Published online 2010 June 3. doi:  10.1155/2010/697185
PMCID: PMC2892692

Bispectral Index Changes during Acute Brainstem TIA/Ischemia

Abstract

We describe a 76-year-old patient who suffered a brainstem TIA just before being anesthetised for cardiac surgery. The TIA was registered on BIS and resulted in a drop in BIS to a value of 60. When consciousness returned spontaneously, the BIS increased to 85. The relative use of the BIS during an operation is discussed. We believe that the lack of input from the brainstem to the frontal cortex resulted in the reduced cortical electrical activity as registered with the BIS.

1. Introduction

In cardiac anesthesia BIS monitoring is increasingly used to monitor anesthesia depth as well monitoring cerebral ischemia, which may be particularly important during cardiopulmonary bypass (CPB) [1, 2] and cardiopulmonary resuscitation [3, 4]. We describe a patient who, while being monitored with BIS, suffered a transient ischemic attack (TIA) of the brainstem.

2. Case Report

A 76-year-old man was scheduled for a three-vessel coronary artery grafting (CAG) using CPB.

His medical history included hypertension, a minor inferior myocardial infarction, amaurosis fugax, surgical resection of a vocal cord carcinoma, and an eyelid correction.
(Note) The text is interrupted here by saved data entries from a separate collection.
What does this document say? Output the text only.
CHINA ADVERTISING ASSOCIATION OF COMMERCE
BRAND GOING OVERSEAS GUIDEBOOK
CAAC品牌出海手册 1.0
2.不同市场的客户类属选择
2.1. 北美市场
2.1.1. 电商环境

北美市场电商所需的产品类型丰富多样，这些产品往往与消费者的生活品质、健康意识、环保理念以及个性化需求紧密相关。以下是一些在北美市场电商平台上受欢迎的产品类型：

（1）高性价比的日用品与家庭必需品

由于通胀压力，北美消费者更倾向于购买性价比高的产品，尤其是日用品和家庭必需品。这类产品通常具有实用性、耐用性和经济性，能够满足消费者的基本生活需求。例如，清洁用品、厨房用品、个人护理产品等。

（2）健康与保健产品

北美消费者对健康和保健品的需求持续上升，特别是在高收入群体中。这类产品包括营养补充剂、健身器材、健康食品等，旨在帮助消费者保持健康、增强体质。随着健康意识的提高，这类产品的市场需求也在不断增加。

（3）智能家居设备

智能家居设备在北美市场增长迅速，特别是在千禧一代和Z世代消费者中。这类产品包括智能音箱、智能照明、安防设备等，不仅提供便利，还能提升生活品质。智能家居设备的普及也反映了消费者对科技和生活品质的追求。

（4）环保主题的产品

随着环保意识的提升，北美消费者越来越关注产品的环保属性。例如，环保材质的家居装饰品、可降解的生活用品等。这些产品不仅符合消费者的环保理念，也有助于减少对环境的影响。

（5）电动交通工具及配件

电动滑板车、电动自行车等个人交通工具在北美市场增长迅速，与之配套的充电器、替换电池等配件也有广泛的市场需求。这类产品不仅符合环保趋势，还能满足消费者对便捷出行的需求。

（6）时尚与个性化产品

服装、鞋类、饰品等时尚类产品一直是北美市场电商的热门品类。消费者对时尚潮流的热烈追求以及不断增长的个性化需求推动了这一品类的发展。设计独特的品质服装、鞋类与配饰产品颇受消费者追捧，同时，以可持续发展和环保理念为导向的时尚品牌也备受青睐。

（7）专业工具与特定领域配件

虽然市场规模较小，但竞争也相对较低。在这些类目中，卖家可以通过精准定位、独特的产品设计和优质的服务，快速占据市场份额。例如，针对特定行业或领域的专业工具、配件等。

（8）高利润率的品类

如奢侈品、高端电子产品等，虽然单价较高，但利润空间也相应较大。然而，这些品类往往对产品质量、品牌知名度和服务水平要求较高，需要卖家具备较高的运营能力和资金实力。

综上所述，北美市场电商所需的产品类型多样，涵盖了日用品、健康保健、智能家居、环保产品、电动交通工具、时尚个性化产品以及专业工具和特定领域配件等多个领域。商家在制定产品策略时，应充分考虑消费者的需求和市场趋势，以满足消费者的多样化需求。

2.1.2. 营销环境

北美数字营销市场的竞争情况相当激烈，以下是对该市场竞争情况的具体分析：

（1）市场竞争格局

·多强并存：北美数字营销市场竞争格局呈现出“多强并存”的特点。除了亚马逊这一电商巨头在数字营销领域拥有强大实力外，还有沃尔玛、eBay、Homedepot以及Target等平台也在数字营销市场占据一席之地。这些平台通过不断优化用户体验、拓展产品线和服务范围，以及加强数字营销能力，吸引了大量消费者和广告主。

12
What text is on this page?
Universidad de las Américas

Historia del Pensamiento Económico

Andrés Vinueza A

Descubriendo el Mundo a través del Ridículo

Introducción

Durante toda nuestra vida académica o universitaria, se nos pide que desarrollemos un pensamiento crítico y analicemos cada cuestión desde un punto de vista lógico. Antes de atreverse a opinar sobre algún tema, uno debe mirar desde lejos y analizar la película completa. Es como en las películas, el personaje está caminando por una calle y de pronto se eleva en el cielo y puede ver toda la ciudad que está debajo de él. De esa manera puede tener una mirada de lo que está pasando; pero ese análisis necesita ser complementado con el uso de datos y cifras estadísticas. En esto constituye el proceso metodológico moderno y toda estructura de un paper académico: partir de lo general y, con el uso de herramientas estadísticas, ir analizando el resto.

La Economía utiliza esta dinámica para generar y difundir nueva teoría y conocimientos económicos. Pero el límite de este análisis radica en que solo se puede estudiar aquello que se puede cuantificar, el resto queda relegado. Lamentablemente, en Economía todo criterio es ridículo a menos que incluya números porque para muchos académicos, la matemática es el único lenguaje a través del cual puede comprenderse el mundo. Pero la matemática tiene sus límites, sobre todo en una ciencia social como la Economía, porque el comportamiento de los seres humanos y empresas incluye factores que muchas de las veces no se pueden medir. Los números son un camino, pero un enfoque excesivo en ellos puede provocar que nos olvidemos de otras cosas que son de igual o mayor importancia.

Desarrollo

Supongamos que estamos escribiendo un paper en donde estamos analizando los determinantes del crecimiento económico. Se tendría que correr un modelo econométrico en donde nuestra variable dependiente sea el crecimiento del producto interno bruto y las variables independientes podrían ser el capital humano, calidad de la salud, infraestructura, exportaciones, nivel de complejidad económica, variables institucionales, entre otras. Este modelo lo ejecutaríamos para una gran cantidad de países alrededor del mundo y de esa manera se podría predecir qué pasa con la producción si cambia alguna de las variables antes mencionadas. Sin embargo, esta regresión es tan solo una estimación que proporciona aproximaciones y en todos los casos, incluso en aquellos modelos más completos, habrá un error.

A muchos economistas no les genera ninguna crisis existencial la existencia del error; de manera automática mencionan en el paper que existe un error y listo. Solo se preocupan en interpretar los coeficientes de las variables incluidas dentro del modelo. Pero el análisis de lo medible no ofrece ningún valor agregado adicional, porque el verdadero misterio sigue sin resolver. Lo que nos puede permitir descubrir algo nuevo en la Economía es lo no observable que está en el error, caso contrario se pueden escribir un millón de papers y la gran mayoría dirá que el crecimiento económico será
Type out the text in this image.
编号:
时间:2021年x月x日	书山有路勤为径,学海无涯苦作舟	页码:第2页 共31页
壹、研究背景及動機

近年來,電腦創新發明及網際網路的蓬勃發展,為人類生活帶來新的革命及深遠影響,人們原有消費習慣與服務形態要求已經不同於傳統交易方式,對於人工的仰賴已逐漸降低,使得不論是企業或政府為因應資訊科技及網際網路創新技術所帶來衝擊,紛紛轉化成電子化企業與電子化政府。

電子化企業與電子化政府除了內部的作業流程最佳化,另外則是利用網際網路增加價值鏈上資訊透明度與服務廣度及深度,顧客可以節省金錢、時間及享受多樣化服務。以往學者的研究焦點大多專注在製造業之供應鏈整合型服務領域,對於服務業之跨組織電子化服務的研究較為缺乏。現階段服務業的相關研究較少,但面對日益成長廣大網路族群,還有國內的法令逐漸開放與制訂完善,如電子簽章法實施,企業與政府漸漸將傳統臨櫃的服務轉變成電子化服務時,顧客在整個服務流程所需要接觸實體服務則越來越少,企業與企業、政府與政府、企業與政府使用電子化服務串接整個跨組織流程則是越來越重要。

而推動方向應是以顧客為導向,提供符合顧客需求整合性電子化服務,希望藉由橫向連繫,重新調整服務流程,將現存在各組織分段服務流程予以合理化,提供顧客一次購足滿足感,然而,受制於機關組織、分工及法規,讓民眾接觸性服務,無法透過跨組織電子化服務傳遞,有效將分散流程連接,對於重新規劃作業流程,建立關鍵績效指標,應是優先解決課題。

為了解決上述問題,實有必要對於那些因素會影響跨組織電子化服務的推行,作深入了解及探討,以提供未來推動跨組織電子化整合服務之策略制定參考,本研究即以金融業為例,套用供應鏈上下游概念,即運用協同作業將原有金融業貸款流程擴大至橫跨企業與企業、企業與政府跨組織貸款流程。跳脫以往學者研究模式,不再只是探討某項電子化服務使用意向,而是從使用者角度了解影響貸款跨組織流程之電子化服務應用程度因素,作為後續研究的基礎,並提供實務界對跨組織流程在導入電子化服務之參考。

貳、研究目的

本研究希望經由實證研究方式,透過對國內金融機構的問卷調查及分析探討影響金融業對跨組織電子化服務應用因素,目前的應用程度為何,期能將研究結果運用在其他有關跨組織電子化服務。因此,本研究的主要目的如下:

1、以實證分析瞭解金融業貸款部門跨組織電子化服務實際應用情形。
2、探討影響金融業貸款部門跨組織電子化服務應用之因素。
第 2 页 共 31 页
Physical examination showed a 70 kg, 1.69 m tall patient with a blood pressure of 170/70 mmHg and a pulse of 52. A bruit was heard over the heart, both carotid arteries and femoral arteries consistent with an aortic valve sclerosis. Cardiac ultrasound showed a hypokinetic inferior left ventricular wall, a good left and right ventricular function and an aortic valve sclerosis with minor aortic valve insufficiency. Coronary angiogram showed occlusion of the RCA, 90% occlusion of the LAD and 70% occlusion of the RCX. Patient took acetylsalicylic acid, chlortalidone, amlodipine, atorvastatin, metoprolol, isosorbide mononitrate, and isosorbide dinitrate. The patient was scheduled for a coronary bypass and premedicated with paracetamol 1000 mg and midazolam 7.5 mg, orally. Once in the operating theatre the patient was prepared for the operation with an 14 G IV infusion and a 20 G arterial cannula in the left radial artery as well as standard monitoring with a 5 lead ECG, pulsoximetry, and a noninvasive blood pressure band on the right arm. A BIS Quatro Sensor (XP) was placed and the monitor (Aspect Medical Systems, Inc. model A-2000 BIS Monitor) started. During this period the patient was alert and communicative. Without provocation, the patient suddenly complained of dizziness, stopped breathing, became unresponsive, and his eyes deviated upwards en laterally. The BIS monitor then gave its first reading of 60.

We initially ventilated the patient by mask and gave naloxone to rule out an accidental sufentanil bolus. Subsequently the patient was intubated without medication. We requested an emergency neurological consultation. During this period the blood pressure and pulse remained stable at around 170/85 with a pulse of 55.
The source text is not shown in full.